11. Economic Importance of Claviceps Purpurea:
The fungus (Claviceps purpurea) is responsible for causing the ergot disease which to some extent lowers the yield of rye plant but the disease seldom is of much consequence.
However, the hard purple-black sclerotia (popularly called ergots) which replace the grain are highly poisonous. They contain a toxic substance which poisons and kills animals. It is fatal to man also. The sclerotia are collected or cultivated to extract an officially recognized drug known as ergotin.
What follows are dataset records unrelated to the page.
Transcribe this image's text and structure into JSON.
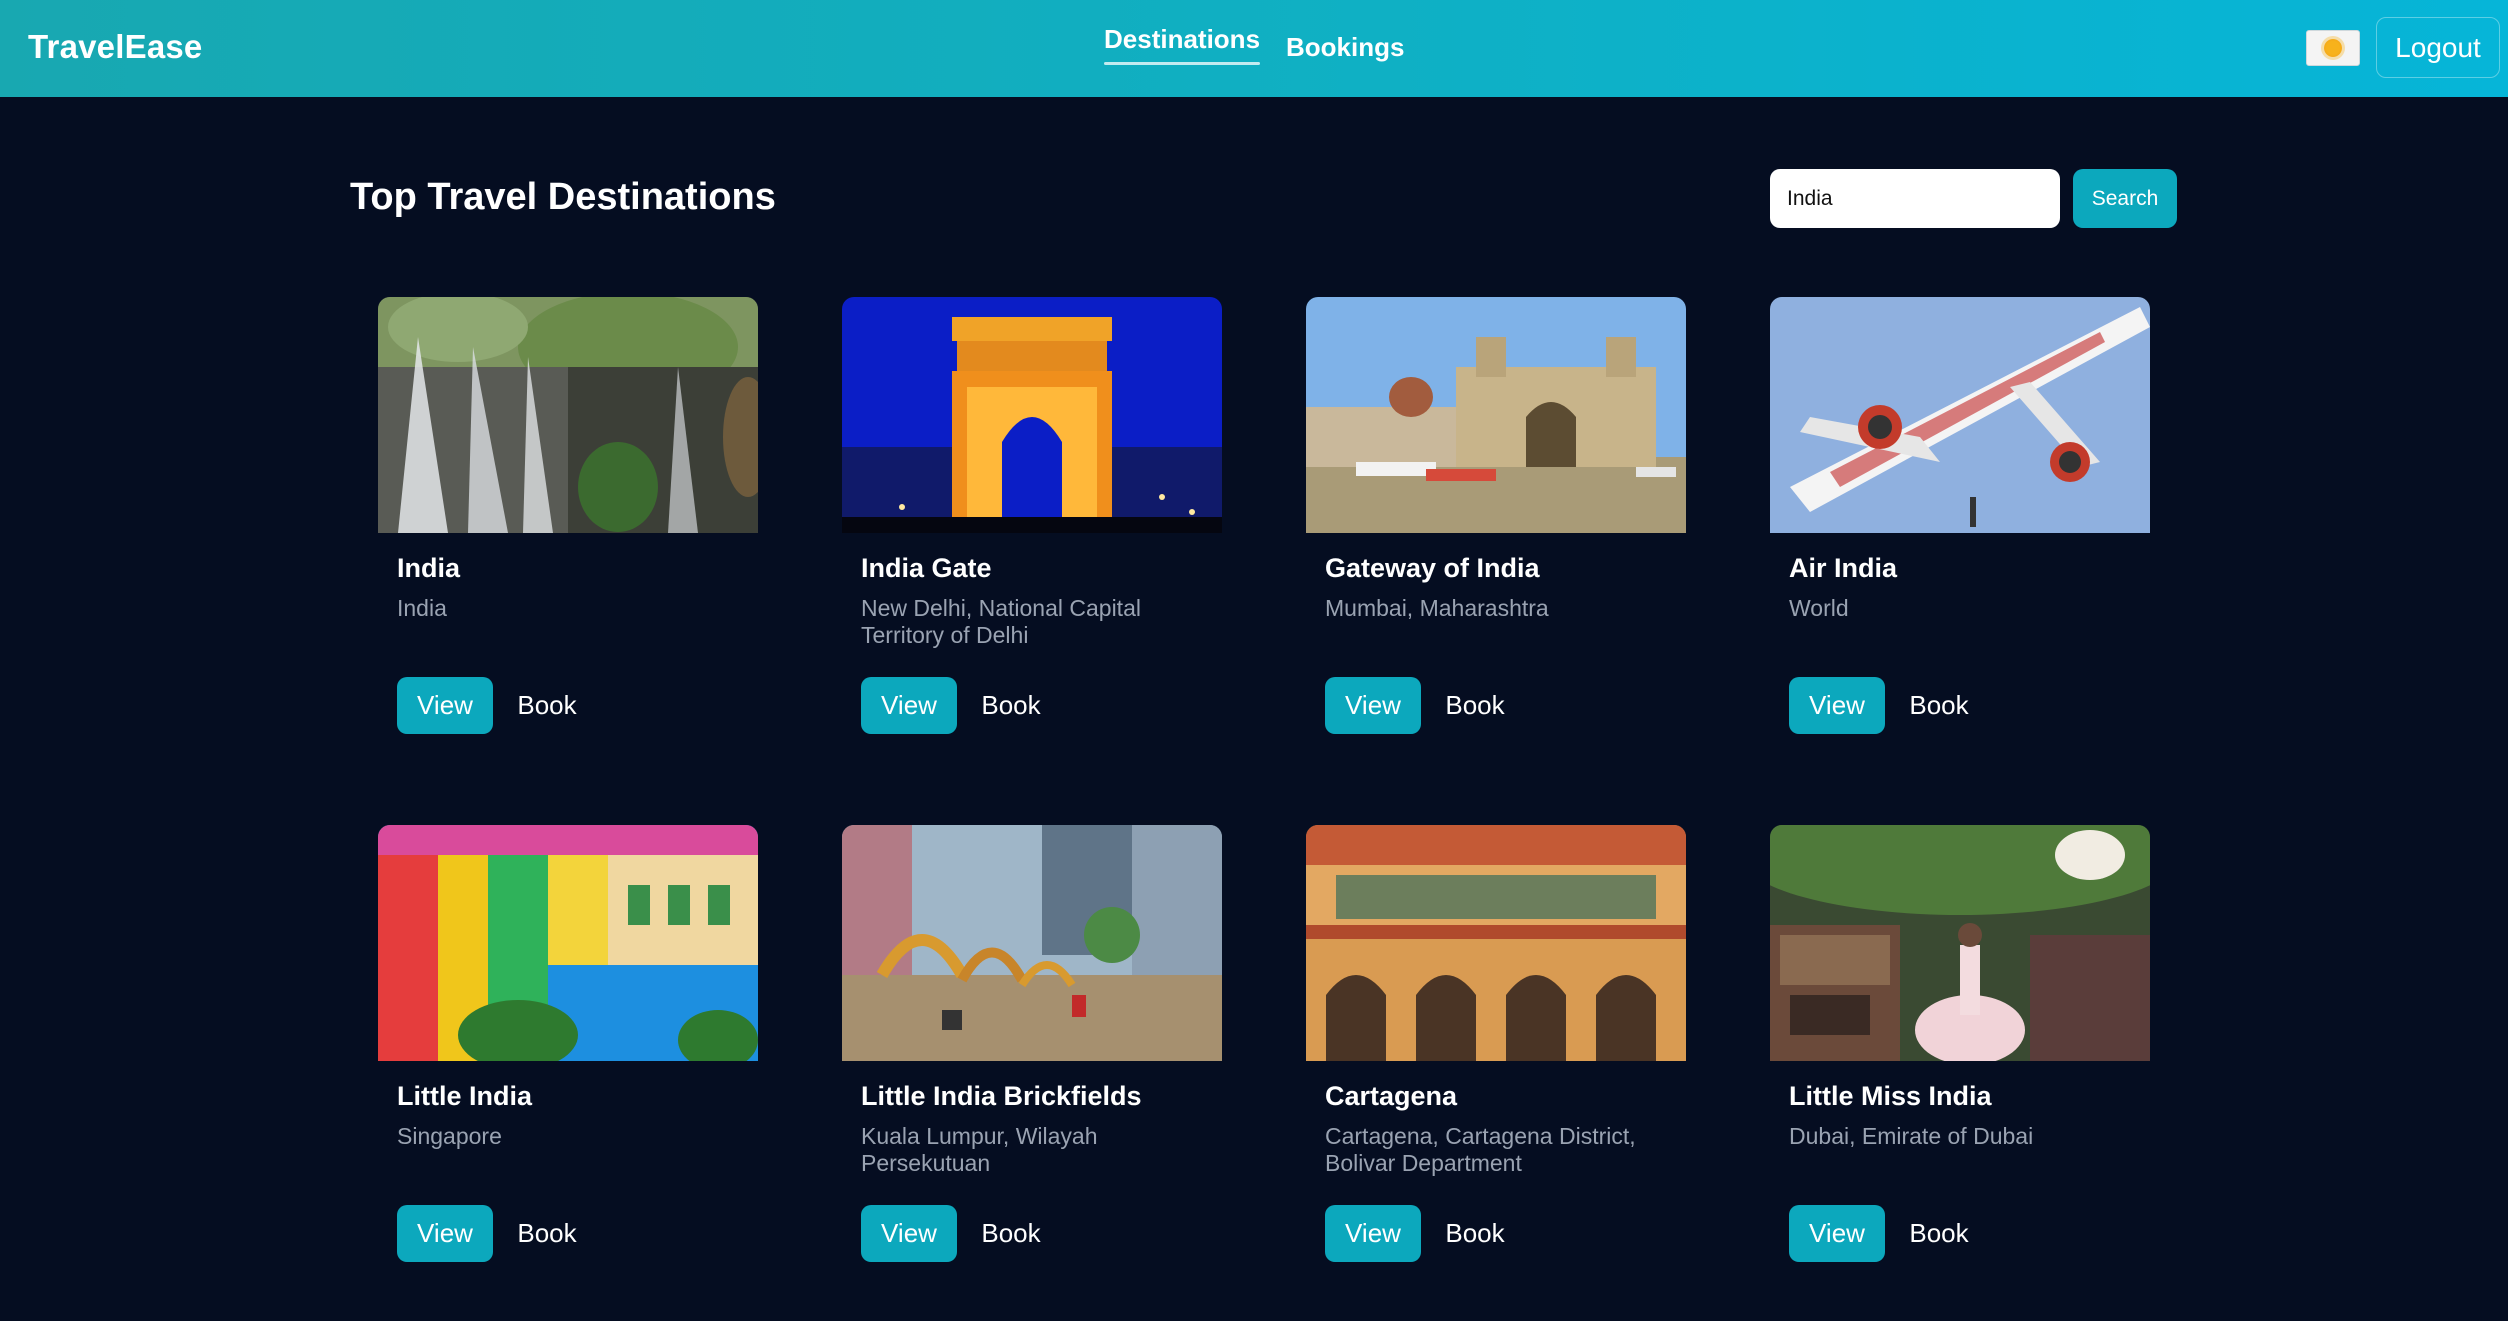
{
  "app": {
    "brand": "TravelEase"
  },
  "nav": {
    "items": [
      {
        "label": "Destinations",
        "active": true
      },
      {
        "label": "Bookings",
        "active": false
      }
    ],
    "theme_icon": "sun-icon",
    "logout_label": "Logout"
  },
  "main": {
    "title": "Top Travel Destinations",
    "search": {
      "value": "India",
      "button_label": "Search"
    }
  },
  "colors": {
    "accent": "#0ca8bd",
    "background": "#050d21",
    "muted_text": "#9aa3b2"
  },
  "destinations": [
    {
      "name": "India",
      "location": "India",
      "view_label": "View",
      "book_label": "Book"
    },
    {
      "name": "India Gate",
      "location": "New Delhi, National Capital Territory of Delhi",
      "view_label": "View",
      "book_label": "Book"
    },
    {
      "name": "Gateway of India",
      "location": "Mumbai, Maharashtra",
      "view_label": "View",
      "book_label": "Book"
    },
    {
      "name": "Air India",
      "location": "World",
      "view_label": "View",
      "book_label": "Book"
    },
    {
      "name": "Little India",
      "location": "Singapore",
      "view_label": "View",
      "book_label": "Book"
    },
    {
      "name": "Little India Brickfields",
      "location": "Kuala Lumpur, Wilayah Persekutuan",
      "view_label": "View",
      "book_label": "Book"
    },
    {
      "name": "Cartagena",
      "location": "Cartagena, Cartagena District, Bolivar Department",
      "view_label": "View",
      "book_label": "Book"
    },
    {
      "name": "Little Miss India",
      "location": "Dubai, Emirate of Dubai",
      "view_label": "View",
      "book_label": "Book"
    }
  ]
}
It contains several important alkaloids. The best known are ergonovine, ergometrin and ergotamine. These alkaloids are useful in pregnancy and labour to promote expulsion of the foetus and thus are employed in the manufacture of a medicine which causes artificial abortion.
Consequently, cattle which graze on grassland infected with Claviceps abort because of the ingestion of sclerotia. Thus the cattlemen suffer enormous losses.
The ergot alkaloids are also utilized in controlling uterine haemorrhage (bleeding) after child birth and to check other uterine troubles. The animals feeding on sclerotia lying on the ground or ergot contaminated flour, suffer from a serious physiological disease termed ergotism. The severe attack of ergotism may even result in gangrene of toes and feet.